Out of this whole cast, it’s really hard to decipher who has the more-difficult tasks at-hand here, but I will say that the one I was most impressed with was Jim Sturgess who held his own pretty damn well throughout this whole flick. Maybe the guy didn’t do an amazingly spectacular job, but after appearing in shit like 21, Across the Universe, and One Day, the guy took me by surprise by showing me the depths he has as an actor and I look forward to seeing what else he can do in the near-future with his career. Hopefully, just hopefully, he steers clear of those soapy, melodramas that always seem to plague young, good-looking guys’ careers like his.
It should also be as to no surprise that Jim Broadbent steals the show in every story he has, and the one where he and a couple of fellow old-timers plan an escape out of an old-folks home is definitely worth the price of admission alone. Basically, everybody you see on that cast-list up there on the poster, is featured plenty of times in this movie that will have you pointing to the screen a crap-load of times. But on a sad-note, the coolest Brit of them all seems to get the short-stick a bit. Yep, that’s right. I’m talking about you Hugh Grant. I want to see more of you buddy, so show-up in more stuff!

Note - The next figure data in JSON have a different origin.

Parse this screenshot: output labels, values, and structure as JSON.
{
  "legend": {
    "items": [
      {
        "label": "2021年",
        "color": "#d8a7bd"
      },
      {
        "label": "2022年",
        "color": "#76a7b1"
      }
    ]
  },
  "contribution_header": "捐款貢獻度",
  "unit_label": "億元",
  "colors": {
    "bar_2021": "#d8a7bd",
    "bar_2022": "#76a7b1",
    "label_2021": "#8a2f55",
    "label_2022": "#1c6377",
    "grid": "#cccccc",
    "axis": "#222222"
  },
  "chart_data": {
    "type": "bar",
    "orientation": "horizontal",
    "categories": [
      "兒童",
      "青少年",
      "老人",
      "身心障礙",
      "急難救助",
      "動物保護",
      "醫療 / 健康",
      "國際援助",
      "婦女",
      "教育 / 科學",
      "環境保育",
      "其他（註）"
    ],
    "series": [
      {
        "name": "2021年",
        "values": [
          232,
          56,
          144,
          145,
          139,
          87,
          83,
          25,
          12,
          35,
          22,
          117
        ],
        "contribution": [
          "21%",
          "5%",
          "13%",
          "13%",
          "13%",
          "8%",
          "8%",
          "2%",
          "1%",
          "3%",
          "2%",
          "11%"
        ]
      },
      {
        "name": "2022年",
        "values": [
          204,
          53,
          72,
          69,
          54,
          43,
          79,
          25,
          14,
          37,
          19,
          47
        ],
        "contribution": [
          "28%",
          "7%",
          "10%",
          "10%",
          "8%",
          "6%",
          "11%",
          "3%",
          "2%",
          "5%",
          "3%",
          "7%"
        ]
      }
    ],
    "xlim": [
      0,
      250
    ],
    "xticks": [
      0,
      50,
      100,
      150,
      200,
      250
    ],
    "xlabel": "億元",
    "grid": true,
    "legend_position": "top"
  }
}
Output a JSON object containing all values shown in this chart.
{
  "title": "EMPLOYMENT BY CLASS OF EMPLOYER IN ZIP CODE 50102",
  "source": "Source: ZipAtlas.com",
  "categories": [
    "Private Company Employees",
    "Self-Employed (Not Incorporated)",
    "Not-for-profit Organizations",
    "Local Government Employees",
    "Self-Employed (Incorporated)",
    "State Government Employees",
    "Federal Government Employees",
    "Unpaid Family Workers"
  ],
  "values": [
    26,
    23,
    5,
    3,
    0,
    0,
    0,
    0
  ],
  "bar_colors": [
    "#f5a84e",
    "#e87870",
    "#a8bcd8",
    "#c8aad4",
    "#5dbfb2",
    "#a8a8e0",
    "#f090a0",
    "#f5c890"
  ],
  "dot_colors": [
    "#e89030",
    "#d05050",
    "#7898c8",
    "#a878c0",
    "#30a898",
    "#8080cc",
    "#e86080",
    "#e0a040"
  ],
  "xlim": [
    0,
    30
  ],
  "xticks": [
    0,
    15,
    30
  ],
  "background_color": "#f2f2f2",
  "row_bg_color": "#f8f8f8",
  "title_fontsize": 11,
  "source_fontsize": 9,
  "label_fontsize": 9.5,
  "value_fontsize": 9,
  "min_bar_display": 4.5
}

Consensus: Cloud Atlas is a very, very long movie that’s filled with plenty of stories, plenty of characters, and plenty of ambitions that it’s set for itself, but is also a very entertaining and beautiful movie to watch as it never really leaves you bored when it’s all over. It may not be the most emotionally-impacting viewing-experience you’ll have this year, but it’s a great watch that will probably take-up half of your day. But, in a good way at least.